A total of 4010 subjects were finally included. Anthropometric, fasting biochemical, and polysomnographic parameters were collected. 10-year Framingham CVD risk score (FRS) was calculated for each subjects. The relationships between insulin resistance, OSA risk and the ApoB/ApoA-I was evaluated through logistic regressions analysis, restricted cubic spline (RCS) analysis and mediation analysis. ApoB/ApoA-I, HOMA-IR and AHI were all risk factors for high10-year CVD risk as assessed by FRS (odds ratios (OR) = 5.365, 1.094, 1.010, respectively, all P < 0.001)). The fully adjusted OR (95% confidence intervals) for both OSA [1 (reference), 1.308 (1.027-1.665), 1.517 (1.178-1.953), and 1.803 (1.371-2.372)] and insulin resistance [1 (reference), 1.457 (1.173-1.711), 1.701 (1.369-2.113), 2.051(1.645-2.558)] increased from the first to the fourth quartiles of the ApoB/ApoA-I. The RCS mapped a nonlinear dose-effect relationship between the ApoB/ApoA-I and risk of insulin resistance and OSA. Mediation analyses showed HOMA-IR explain 9.7%, 4.7% and 10.8% of the association between apnea-hypopnea index, oxygen desaturation index, micro-arousal index and ApoB/ApoA-I, respectively.

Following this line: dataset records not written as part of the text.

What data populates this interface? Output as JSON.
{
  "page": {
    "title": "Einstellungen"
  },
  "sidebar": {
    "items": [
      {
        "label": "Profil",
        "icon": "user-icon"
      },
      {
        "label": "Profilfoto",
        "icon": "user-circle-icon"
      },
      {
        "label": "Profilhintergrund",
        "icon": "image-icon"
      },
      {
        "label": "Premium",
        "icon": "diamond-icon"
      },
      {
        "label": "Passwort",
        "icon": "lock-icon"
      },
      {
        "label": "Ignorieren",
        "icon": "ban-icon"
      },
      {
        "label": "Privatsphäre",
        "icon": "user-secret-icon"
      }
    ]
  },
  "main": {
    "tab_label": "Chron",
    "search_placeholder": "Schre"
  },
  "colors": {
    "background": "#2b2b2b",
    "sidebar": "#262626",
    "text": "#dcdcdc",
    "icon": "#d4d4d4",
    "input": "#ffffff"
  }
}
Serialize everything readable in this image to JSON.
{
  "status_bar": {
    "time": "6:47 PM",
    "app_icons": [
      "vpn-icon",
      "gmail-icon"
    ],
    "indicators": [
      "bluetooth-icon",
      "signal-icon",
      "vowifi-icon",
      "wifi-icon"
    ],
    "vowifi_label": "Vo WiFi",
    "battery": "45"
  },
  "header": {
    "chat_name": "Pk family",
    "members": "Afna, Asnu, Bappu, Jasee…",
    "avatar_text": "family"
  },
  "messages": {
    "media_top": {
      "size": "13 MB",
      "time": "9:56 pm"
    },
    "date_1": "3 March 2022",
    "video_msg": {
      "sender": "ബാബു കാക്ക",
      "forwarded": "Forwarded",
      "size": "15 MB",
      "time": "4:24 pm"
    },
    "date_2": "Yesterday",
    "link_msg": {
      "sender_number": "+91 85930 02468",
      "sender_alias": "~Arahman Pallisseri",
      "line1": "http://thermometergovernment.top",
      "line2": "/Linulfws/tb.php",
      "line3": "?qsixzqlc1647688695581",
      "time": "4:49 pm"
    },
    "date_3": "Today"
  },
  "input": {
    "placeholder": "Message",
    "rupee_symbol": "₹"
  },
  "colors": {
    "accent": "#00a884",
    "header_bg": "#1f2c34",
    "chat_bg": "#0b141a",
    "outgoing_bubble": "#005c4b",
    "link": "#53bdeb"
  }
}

Our study revealed that ApoB/ApoA-I, insulin resistance and OSA were risk factors for CVD. Insulin resistance may serve as a potential mediator in OSA-related lipoprotein disorders and further increase CVD risk.
载脂蛋白 B/载脂蛋白 A-I(ApoB/ApoA-I)和胰岛素抵抗已被认为是常见的心血管疾病(CVD)危险因素。然而,它们是否是阻塞性睡眠呼吸暂停(OSA)患者 10 年 CVD 风险的生物标志物尚未得到广泛研究。此外,ApoB/ApoA-I、胰岛素抵抗和 OSA 之间的相互关系仍不清楚。
共纳入 4010 名受试者。收集了人体测量学、空腹生化和多导睡眠图参数。为每位受试者计算了 10 年Framingham CVD 风险评分(FRS)。通过逻辑回归分析、限制性三次样条(RCS)分析和中介分析评估了胰岛素抵抗、OSA 风险与 ApoB/ApoA-I 之间的关系。ApoB/ApoA-I、HOMA-IR 和 AHI 均为 FRS 评估的高 10 年 CVD 风险的危险因素(比值比(OR)=5.365、1.094、1.010,均 P<0.001))。OSA 的完全调整 OR(95%置信区间)[1(参考),1.308(1.027-1.665),1.517(1.178-1.953),1.803(1.371-2.372)]和胰岛素抵抗[1(参考),1.457(1.173-1.711),1.701(1.369-2.113),2.051(1.645-2.558)]从 ApoB/ApoA-I 的第一四分位到第四四分位依次增加。RCS 绘制了 ApoB/ApoA-I 与胰岛素抵抗和 OSA 风险之间的非线性剂量-效应关系图。中介分析表明,HOMA-IR 分别解释了呼吸暂停-低通气指数、氧减指数、微觉醒指数与 ApoB/ApoA-I 之间关联的 9.7%、4.7%和 10.8%。
我们的研究表明,ApoB/ApoA-I、胰岛素抵抗和 OSA 是 CVD 的危险因素。胰岛素抵抗可能是 OSA 相关脂蛋白紊乱的潜在中介,并进一步增加 CVD 风险。